The Senate Health, Education, Labor, and Pensions (HELP) Committee is scheduled Monday to advance a bipartisan legislative package targeting anti-competitive contracting practices between major hospital systems and commercial health insurers, following the release of a report estimating that a ban on certain exclusive contracts could save Americans up to $45 billion annually.
The legislation, informally titled the Hospital Transparency and Competition Act, would prohibit so-called 'all-or-nothing' and 'most-favored-nation' clauses that critics say allow dominant hospital networks to lock insurers into pricing arrangements that inflate costs for patients. The report, published this week by health policy researchers and cited by HELP Committee Chair Bernie Sanders and ranking members across the aisle, provided the most concrete cost estimate to date, giving lawmakers a concrete figure around which to build consensus.

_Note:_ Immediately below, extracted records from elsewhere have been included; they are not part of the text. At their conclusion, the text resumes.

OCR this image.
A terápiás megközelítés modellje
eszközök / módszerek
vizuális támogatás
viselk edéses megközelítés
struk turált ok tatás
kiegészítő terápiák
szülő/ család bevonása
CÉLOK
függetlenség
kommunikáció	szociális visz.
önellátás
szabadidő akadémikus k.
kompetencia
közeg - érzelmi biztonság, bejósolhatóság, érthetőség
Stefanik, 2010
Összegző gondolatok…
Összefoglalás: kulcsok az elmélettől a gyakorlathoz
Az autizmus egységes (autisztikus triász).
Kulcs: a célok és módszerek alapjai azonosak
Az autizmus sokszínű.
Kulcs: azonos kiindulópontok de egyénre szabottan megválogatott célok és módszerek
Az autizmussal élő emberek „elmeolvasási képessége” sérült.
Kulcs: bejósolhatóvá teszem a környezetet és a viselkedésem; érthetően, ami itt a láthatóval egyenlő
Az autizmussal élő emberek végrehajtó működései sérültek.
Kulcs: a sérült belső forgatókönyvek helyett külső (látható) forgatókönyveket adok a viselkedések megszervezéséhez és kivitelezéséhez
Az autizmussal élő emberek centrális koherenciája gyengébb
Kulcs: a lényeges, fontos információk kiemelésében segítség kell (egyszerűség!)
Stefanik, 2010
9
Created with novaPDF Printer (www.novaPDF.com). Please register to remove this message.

Advocates from the American Hospital Association are expected to testify in opposition during Monday's markup session, arguing that the contracts in question allow hospitals to offer coordinated, system-wide care and that dismantling them would destabilise reimbursement structures at community hospitals. However, patient advocacy groups, including Families USA and the National Partnership for Women and Families, have submitted written testimony supporting the bill, citing rising out-of-pocket costs and insurance premiums.
Health economists from the Brookings Institution and the Commonwealth Fund are expected to present supplementary analyses during the hearing, reinforcing the $45 billion savings estimate and pointing to precedent in states such as California and Colorado, which have enacted partial restrictions on such contracts with measurable effects on local insurance premiums. Several large self-insured employers, including major retailers and technology companies, have quietly lobbied in favour of the bill through the Business Group on Health.

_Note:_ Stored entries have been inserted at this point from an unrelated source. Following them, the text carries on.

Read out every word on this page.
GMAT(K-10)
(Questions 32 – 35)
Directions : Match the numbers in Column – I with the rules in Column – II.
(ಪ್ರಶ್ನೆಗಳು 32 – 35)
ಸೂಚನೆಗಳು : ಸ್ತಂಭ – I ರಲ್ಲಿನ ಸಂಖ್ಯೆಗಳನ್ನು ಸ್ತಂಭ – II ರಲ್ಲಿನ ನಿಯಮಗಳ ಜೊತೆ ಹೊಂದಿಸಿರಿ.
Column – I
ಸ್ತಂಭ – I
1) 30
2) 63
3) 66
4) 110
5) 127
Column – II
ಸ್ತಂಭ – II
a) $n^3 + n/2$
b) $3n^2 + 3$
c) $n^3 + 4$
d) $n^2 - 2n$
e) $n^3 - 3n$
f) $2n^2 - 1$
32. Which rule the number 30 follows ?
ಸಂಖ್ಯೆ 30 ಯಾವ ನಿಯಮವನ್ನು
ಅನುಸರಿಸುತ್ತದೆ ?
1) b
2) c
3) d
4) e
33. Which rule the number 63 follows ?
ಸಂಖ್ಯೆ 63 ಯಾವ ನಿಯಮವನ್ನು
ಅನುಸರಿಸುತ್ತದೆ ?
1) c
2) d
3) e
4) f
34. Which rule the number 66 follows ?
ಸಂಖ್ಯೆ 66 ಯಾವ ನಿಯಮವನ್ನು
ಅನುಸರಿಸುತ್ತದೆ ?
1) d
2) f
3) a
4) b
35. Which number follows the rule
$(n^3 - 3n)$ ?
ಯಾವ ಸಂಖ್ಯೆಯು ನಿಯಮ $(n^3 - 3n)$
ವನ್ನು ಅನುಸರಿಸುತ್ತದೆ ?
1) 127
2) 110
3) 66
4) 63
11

If the committee advances the bill out of markup on Monday, it would move to the full Senate floor for a vote, likely in late July. The White House has signalled support for the general direction of hospital competition reform, though it has not yet issued a formal Statement of Administration Policy on this specific legislation. Healthcare analysts at SVB Securities noted that the bill's advancement could weigh on shares of for-profit hospital chains such as HCA Healthcare and Tenet Health when markets open Monday morning.